The crown goes to these succulent oozing pies of pastry. Released around ’91 in time for the second movie, these were just the bomb-diggidy, yo! I was already in love with Hostess’ chocolate pie, and that crust wasn’t even green! Plus, who didn’t want to eat radioactive ooze, like Leo, Don, Raph, and Mikey did? That’s right; only losers. If I remember correctly, they were pretty tasty, just like you’d expect from the people that brought us the Twinkie.
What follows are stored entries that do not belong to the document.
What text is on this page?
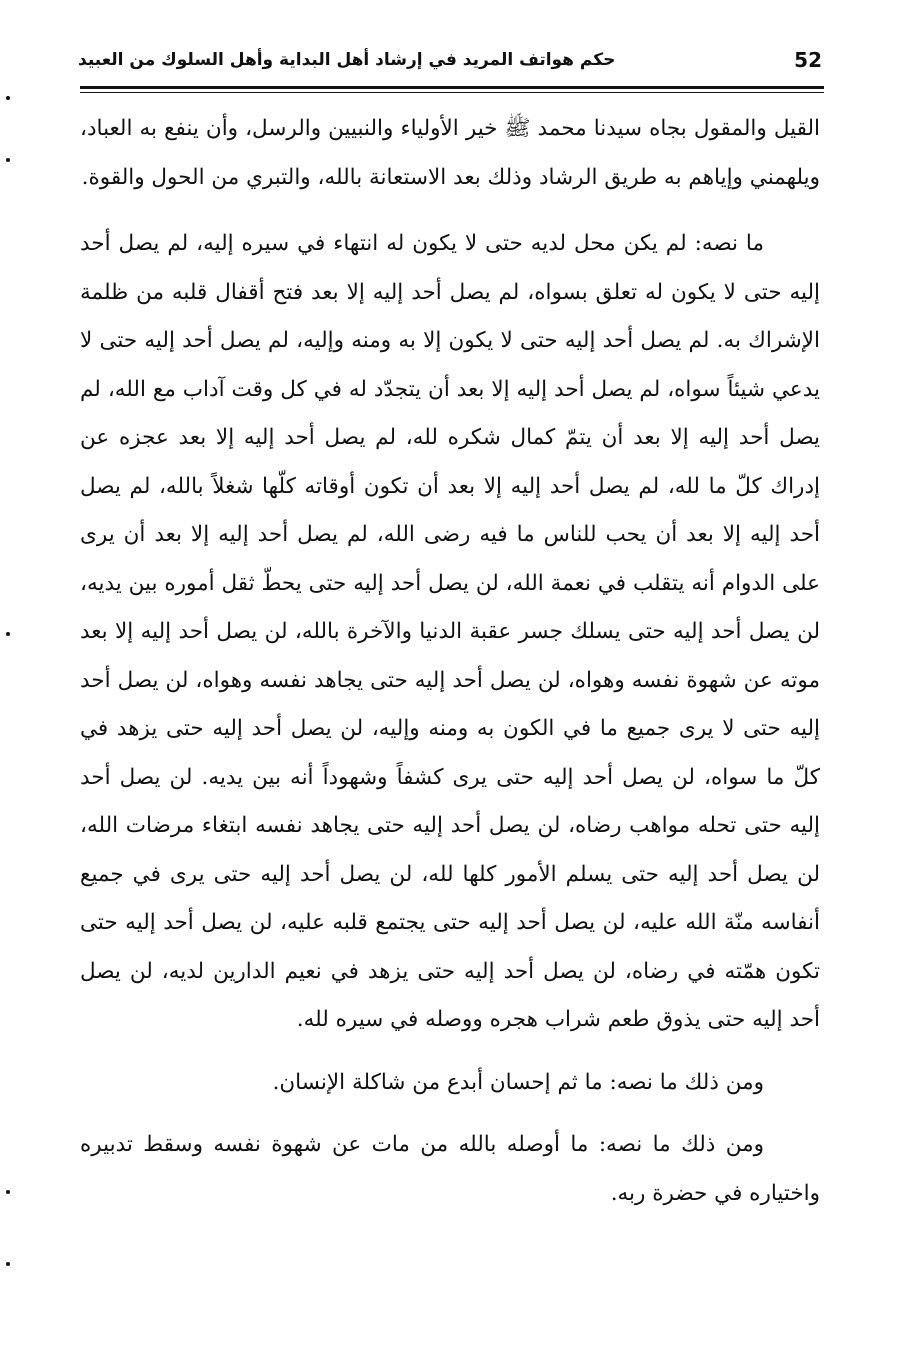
52
حكم هواتف المريد في إرشاد أهل البداية وأهل السلوك من العبيد

القيل والمقول بجاه سيدنا محمد ﷺ خير الأولياء والنبيين والرسل، وأن ينفع به العباد، ويلهمني وإياهم به طريق الرشاد وذلك بعد الاستعانة بالله، والتبري من الحول والقوة.

ما نصه: لم يكن محل لديه حتى لا يكون له انتهاء في سيره إليه، لم يصل أحد إليه حتى لا يكون له تعلق بسواه، لم يصل أحد إليه إلا بعد فتح أقفال قلبه من ظلمة الإشراك به. لم يصل أحد إليه حتى لا يكون إلا به ومنه وإليه، لم يصل أحد إليه حتى لا يدعي شيئاً سواه، لم يصل أحد إليه إلا بعد أن يتجدّد له في كل وقت آداب مع الله، لم يصل أحد إليه إلا بعد أن يتمّ كمال شكره لله، لم يصل أحد إليه إلا بعد عجزه عن إدراك كلّ ما لله، لم يصل أحد إليه إلا بعد أن تكون أوقاته كلّها شغلاً بالله، لم يصل أحد إليه إلا بعد أن يحب للناس ما فيه رضى الله، لم يصل أحد إليه إلا بعد أن يرى على الدوام أنه يتقلب في نعمة الله، لن يصل أحد إليه حتى يحطّ ثقل أموره بين يديه، لن يصل أحد إليه حتى يسلك جسر عقبة الدنيا والآخرة بالله، لن يصل أحد إليه إلا بعد موته عن شهوة نفسه وهواه، لن يصل أحد إليه حتى يجاهد نفسه وهواه، لن يصل أحد إليه حتى لا يرى جميع ما في الكون به ومنه وإليه، لن يصل أحد إليه حتى يزهد في كلّ ما سواه، لن يصل أحد إليه حتى يرى كشفاً وشهوداً أنه بين يديه. لن يصل أحد إليه حتى تحله مواهب رضاه، لن يصل أحد إليه حتى يجاهد نفسه ابتغاء مرضات الله، لن يصل أحد إليه حتى يسلم الأمور كلها لله، لن يصل أحد إليه حتى يرى في جميع أنفاسه منّة الله عليه، لن يصل أحد إليه حتى يجتمع قلبه عليه، لن يصل أحد إليه حتى تكون همّته في رضاه، لن يصل أحد إليه حتى يزهد في نعيم الدارين لديه، لن يصل أحد إليه حتى يذوق طعم شراب هجره ووصله في سيره لله.

ومن ذلك ما نصه: ما ثم إحسان أبدع من شاكلة الإنسان.

ومن ذلك ما نصه: ما أوصله بالله من مات عن شهوة نفسه وسقط تدبيره واختياره في حضرة ربه.
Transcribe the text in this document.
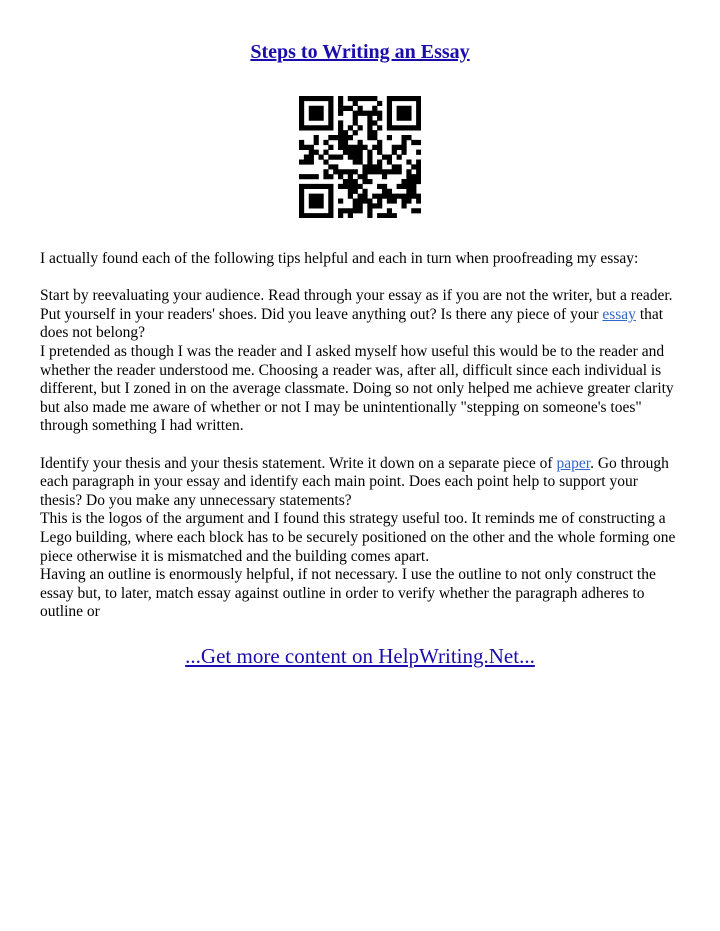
Steps to Writing an Essay

I actually found each of the following tips helpful and each in turn when proofreading my essay:

Start by reevaluating your audience. Read through your essay as if you are not the writer, but a reader. Put yourself in your readers' shoes. Did you leave anything out? Is there any piece of your essay that does not belong?

I pretended as though I was the reader and I asked myself how useful this would be to the reader and whether the reader understood me. Choosing a reader was, after all, difficult since each individual is different, but I zoned in on the average classmate. Doing so not only helped me achieve greater clarity but also made me aware of whether or not I may be unintentionally "stepping on someone's toes" through something I had written.

Identify your thesis and your thesis statement. Write it down on a separate piece of paper. Go through each paragraph in your essay and identify each main point. Does each point help to support your thesis? Do you make any unnecessary statements?

This is the logos of the argument and I found this strategy useful too. It reminds me of constructing a Lego building, where each block has to be securely positioned on the other and the whole forming one piece otherwise it is mismatched and the building comes apart.

Having an outline is enormously helpful, if not necessary. I use the outline to not only construct the essay but, to later, match essay against outline in order to verify whether the paragraph adheres to outline or

...Get more content on HelpWriting.Net...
This is the End of Side One

It’s funny how little things like toys and snacks leave such an impression on us over decades, but I guess that’s about all you have when you’re a kid: Toys and food. They’re our prized possessions; our “fast cars and hot girlfriends” of the younger years. Shame how when I look back, I can’t help but lose a little of that excitement that I once had for the things I’ve discussed in this article. But being older means being able to realize that that’s just what they are: Things. It’s the memories associated with them that make them special. While my current past is truly delightful to look back on, I want to make sure I keep my focus on the here and now, so hopefully I’ll have even more great memories in my future’s past.

I hope you guys enjoyed my first article here on R.J. Let me know what you thought of it, and if you like it, I’ll be back for the 2nd part, in which we’ll check out my favorite toys growing up, as well as the second half of my childhood: the mid-nineties. Stay nostalgic, everyone.